Ali Karahasanoğlu: Sabancı ailesi kime hizmet ediyor?

Akit gazetesi yazarı Ali Karahasanoğlu, Sabancı Holding’in yoğun şekilde Cumhuriyet Gazetesi’ne reklam vermesini köşesine taşıdı

Cumhuriyet ülke düşmanlığına yönelik yaptığı haberleri bir bir analiz eden Karahasanoğlu, Sabancı ailesinin neye hizmet ettiğini sordu.

 İşte o yazı:

 

Günlük 15 gazete önümde..

En fazla satan gazeteler bunlar..

Tüm sayfalarını taradım..

Sabancı’nın toplam 5 sayfa reklamı var.

Bütün gazetelere verilen toplam 5 sayfa reklamın iki sayfası..

Yani reklamların % 40’ı.. Tek başına Cumhuriyet gazetesine verilmiş..

Hani, bir de fazladan çeyrek sayfa Akbank reklamı da var.

Hiçbir gazeteye verilmeden, Cumhuriyet’e verilmiş ama.

Onu da görmezden geliyorum..

Bu şartlar altında..

Yaklaşık 3,5 milyonluk tiraja sahip gazeteler içinde..

Verilecek reklamın % 40’ını, 50 bin satan bir gazeteye tahsis eden Türkiye’nin ikinci büyük holdingine sorsak..

“Sabancı, ülkesine niye yabancı” diye..

Haksız mı oluruz?

Tabii ki reklam verenler, kendilerine en fazla dönüşü düşünmek zorundadırlar..

Bu çerçevede..

Şu gazeteye biraz az, diğer gazeteye azıcık fazla.. Üç tanesine eşit reklam verebilirler..

Ama bu kadar oransız..

Bu kadar göze batan bir reklam dağıtımı..

“Bizim amacımız reklam vermek değil. Bizim amacımız ürünümüzün tanıtımını yapmak değil.. Para aktarmak” diye, bas bas bağırıyor..

15 gazeteden sadece üç tanesine reklam verirseniz..

Bunlarla eşdeğer gazeteleri görmezden gelirseniz..

Tercihinizi, ne tirajla, ne yaygın bir reklam kampanyası ile izah edemezseniz..

Tek ihtimal kalıyor..

“Bu gazetenin yayın politikasını desteklemek istiyoruz. Reklam işin bahanesi!”

Öyle ise..

Bakalım, Cumhuriyet gazetesinin yayın politikasına..

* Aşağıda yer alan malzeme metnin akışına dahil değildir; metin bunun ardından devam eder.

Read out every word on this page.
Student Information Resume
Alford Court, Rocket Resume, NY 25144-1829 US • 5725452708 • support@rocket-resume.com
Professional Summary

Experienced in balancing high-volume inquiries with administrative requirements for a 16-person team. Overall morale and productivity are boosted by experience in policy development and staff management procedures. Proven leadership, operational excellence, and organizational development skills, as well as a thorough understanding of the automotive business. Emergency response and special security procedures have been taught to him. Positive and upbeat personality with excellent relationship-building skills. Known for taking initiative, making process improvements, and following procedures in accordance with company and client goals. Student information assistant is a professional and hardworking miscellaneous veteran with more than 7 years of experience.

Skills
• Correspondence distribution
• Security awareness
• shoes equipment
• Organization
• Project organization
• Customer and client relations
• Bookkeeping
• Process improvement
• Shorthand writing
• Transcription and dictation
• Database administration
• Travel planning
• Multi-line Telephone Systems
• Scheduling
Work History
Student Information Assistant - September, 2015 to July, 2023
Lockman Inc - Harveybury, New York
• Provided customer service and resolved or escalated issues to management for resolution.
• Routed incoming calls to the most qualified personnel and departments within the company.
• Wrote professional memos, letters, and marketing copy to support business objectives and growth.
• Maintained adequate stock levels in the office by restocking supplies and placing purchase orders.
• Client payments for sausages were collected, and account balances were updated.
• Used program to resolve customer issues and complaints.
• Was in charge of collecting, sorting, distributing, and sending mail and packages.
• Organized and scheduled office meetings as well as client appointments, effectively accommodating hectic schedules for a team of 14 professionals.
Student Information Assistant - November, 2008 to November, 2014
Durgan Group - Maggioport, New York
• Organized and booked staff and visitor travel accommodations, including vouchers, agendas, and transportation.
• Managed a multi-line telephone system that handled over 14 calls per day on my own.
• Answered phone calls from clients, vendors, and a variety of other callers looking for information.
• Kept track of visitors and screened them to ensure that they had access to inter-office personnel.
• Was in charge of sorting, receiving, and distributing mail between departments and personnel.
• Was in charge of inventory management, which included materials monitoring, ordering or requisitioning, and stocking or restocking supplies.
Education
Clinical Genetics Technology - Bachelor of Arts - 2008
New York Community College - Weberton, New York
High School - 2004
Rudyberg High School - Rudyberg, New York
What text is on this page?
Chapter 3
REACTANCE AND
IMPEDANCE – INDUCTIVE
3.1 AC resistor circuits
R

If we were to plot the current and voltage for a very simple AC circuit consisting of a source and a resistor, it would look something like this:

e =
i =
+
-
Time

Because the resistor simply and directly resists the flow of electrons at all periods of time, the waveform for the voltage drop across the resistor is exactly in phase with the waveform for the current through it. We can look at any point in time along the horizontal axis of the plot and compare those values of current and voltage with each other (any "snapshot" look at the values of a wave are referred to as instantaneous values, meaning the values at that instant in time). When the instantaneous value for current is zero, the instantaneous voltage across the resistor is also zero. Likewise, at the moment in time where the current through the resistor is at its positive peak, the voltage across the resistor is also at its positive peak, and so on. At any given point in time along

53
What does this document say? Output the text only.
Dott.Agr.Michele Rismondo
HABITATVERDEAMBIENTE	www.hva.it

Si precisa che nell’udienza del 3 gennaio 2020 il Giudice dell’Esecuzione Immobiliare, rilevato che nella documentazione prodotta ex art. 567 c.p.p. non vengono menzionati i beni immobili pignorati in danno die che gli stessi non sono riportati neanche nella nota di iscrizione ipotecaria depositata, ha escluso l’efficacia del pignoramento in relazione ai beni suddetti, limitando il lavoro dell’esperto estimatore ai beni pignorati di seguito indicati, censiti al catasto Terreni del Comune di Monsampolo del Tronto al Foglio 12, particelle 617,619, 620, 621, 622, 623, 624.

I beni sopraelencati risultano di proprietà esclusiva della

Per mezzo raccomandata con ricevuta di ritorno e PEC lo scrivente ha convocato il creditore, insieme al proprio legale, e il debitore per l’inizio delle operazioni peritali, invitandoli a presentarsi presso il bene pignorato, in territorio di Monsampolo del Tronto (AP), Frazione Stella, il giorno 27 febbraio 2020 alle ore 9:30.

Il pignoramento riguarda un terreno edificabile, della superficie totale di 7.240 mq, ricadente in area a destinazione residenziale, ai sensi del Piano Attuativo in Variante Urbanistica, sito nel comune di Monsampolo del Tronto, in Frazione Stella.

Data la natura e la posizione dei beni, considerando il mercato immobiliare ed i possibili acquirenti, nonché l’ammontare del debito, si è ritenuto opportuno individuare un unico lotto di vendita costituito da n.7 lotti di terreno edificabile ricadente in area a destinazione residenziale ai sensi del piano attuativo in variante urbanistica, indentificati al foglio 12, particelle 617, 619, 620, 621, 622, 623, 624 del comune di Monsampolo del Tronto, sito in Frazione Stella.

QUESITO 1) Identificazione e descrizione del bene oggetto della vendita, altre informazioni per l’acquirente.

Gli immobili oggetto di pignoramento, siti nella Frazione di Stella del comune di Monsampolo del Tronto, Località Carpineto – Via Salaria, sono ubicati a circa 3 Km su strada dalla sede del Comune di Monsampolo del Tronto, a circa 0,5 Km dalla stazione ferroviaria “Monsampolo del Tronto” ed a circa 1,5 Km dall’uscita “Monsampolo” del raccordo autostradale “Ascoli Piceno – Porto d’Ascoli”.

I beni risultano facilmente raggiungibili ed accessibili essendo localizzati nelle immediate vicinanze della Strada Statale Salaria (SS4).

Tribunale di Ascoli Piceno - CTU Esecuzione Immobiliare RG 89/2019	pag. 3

Genel yayın yönetmeni, casusluktan.. Devletin sırlarını ifşa etmekten..

Bana göre daha doğru tanımlaması ile, “Devletin istihbarat teşkilatına iftira atmak”tan cezaevinde..

Bu bize bir fikir veriyor da..

Ankara Temsilcisi’nin de, Genel Yayın Yönetmeni ile birlikte cezaevinde olması bize bir fikir veriyor da..

Teyiden dünkü gazetelerine de bakalım..

Cumhuriyet’ten iki kişinin cezaevinde olması, tekil bir olaydan kaynaklanıyor ise..

Haksızlık etmeyelim..

Aldım, Sabancı’nın toplam reklamının % 40’ını almaya hak kazanan Cumhuriyet’i önüme..

Birinci sayfanın manşeti: “Diyarbakır yangın yeri”

Hani bir tespit yaparsınız..

İtiraz etmem..

Ama, bu başlığın hemen altında.. “Sur’daki sokak yasağını protesto yürüyüşüne izin verilmeyince tansiyon yükseldi. Polis yürüyenlere sert müdahale etti: 2 ölü, 4 yaralı” derseniz..

Kusura bakmayın..

Taramalı makina gibi..

En ağır hakaretleri, ben size saydırırım..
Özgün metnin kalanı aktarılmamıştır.